Александра Михайловна Вяземская была вдовой убитого на войне известного востоковеда Вячеслава Сергеевича Вяземского, ее дочь Леля была в ту пору еще девочкой, но уже тогда они решили, что никогда не оставят друг дружку. После гибели мужа у Александры Михайловны случилось что-то с ногами, врачи сказали, что это на нервной почве, и теперь они жили одна для другой, мать и дочь, и, хотя цыганка лишь по добросовестности, чтобы не брать денег ни за что, посулила, что мать скоро начнет ходить лучше, обе повеселели чуть, и Александра Михайловна, прежде преподававшая русский язык в одной из московских школ, покачала головой:
— Удивительное это племя — цыгане... недаром и Лев Толстой любил их, и Лесков об одной цыганке так прекрасно написал. Помнишь «Очарованного странника»? Папа любил Лескова.

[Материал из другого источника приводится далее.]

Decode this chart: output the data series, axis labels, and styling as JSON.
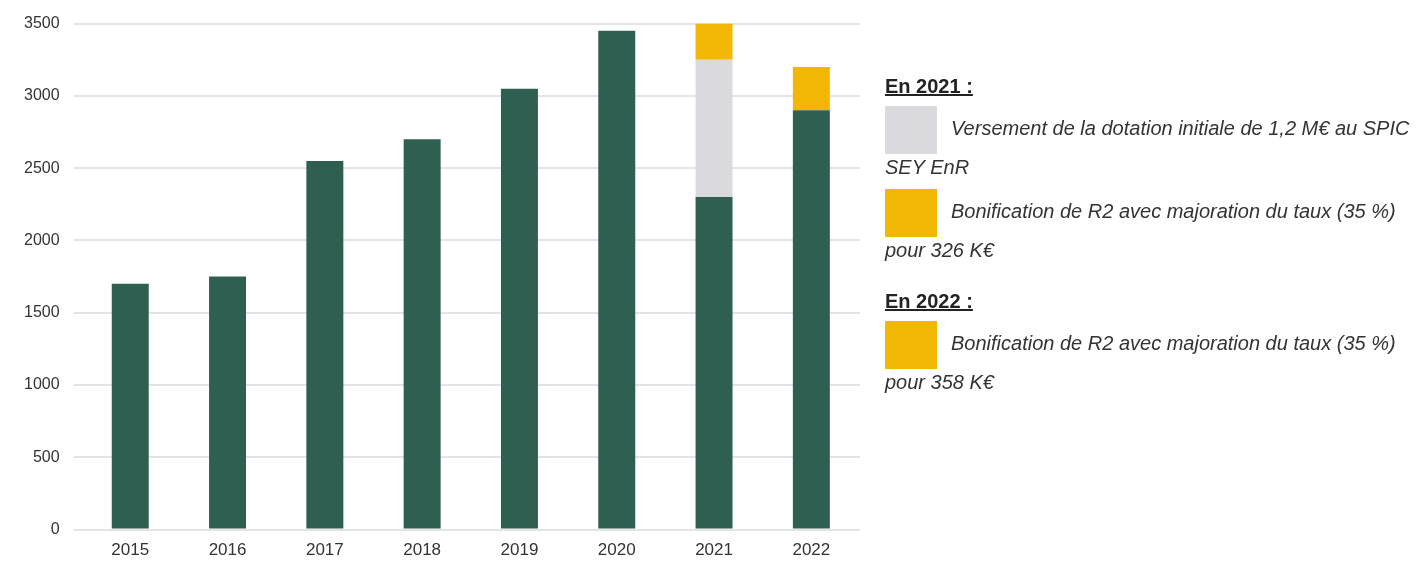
{
  "chart_data": {
    "type": "bar",
    "stacked": true,
    "categories": [
      "2015",
      "2016",
      "2017",
      "2018",
      "2019",
      "2020",
      "2021",
      "2022"
    ],
    "series": [
      {
        "color": "#2f5f50",
        "values": [
          1700,
          1750,
          2550,
          2700,
          3050,
          3450,
          2300,
          2900
        ]
      },
      {
        "color": "#dadade",
        "values": [
          null,
          null,
          null,
          null,
          null,
          null,
          950,
          null
        ]
      },
      {
        "color": "#f2b705",
        "values": [
          null,
          null,
          null,
          null,
          null,
          null,
          250,
          300
        ]
      }
    ],
    "ylim": [
      0,
      3500
    ],
    "yticks": [
      0,
      500,
      1000,
      1500,
      2000,
      2500,
      3000,
      3500
    ],
    "grid": "y",
    "legend": false,
    "annotations": [
      "En 2021 :",
      "Versement de la dotation initiale de 1,2 M€ au SPIC SEY EnR",
      "Bonification de R2 avec majoration du taux (35 %) pour 326 K€",
      "En 2022 :",
      "Bonification de R2 avec majoration du taux (35 %) pour 358 K€"
    ]
  }
}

Почему цыганка напомнила о муже, которого давно уже нет, напомнила через образ Грушеньки из «Очарованного странника»? Но Александра Михайловна теперь, в долгие часы досуга, только читала и читала, а когда дочь возвращалась из музыкальной школы, в которой преподавала по классу фортепиано, они читали вместе, и теперь уже до конца все будет вместе. Но с ними вместе была еще сестра покойного мужа Серафима Сергеевна, старый библиотекарь, уже давно на пенсии, жила в Малоярославце, но раз или два в году приезжала в Москву, и тогда вспоминали, сколько горя принесла война. Сына Серафимы Сергеевны убили недалеко от родного города, под Медынью, прах его в свое время перевезли на малоярославецкое кладбище, а могилы мужа Александра Михайловна не нашла, и где-то на Пулковских высотах лежит он, востоковед Вячеслав Сергеевич Вяземский, но его имя осталось в трудах по востоковедению, осталось и в переводах лирических диванов персидского поэта Джами.
...И вот уже нет на улице тех, кому гадала цыганка, цепко хватаясь маленькой коричневой рукой с длинными пальцами, которым позавидовала бы любая пианистка, нет уже ни Людмилы Николаевны с ее душевной тревогой и с ее потерянной было любовью, нет и Вяземских — матери с дочерью, они вернулись домой, Александра Михайловна попросила по внезапно возникшей душевной потребности: «Сыграй что-нибудь, Лелечка», и дочь сыграла ее любимый ноктюрн Шопена, музыка такое утешение, а на пианино стояла в рамке фотография отца...
Нет уже на улице и цыганок — нескольких молодых матерей с детьми на руках и одной старой, густой, как перебор струн гитары: их разом, как степным ветром, приносит и разом уносит. Остался на улице лишь тот, кто всего несколько минут наблюдал за ними, но эти несколько минут могут сложиться в целую повесть, если домысливать судьбы хотя бы лишь прошедших мимо людей, дать этим людям имена и вообразить их судьбу...
Он расскажет не только о том, как цыганка гадала красивой, с золотыми волосами, женщине, и не только о том, как она посулила больной матери, что та будет вскоре хорошо ходить. Он расскажет о добре, побеждающем зло, о надеждах, побеждающих сомнения, расскажет о том главном, что ведет человека, хотя этому предшествовало лишь несколько минут наблюдений. Пока это, однако, лишь — Накануне искусства, но задача художника суметь превратить Накануне — в Сегодня.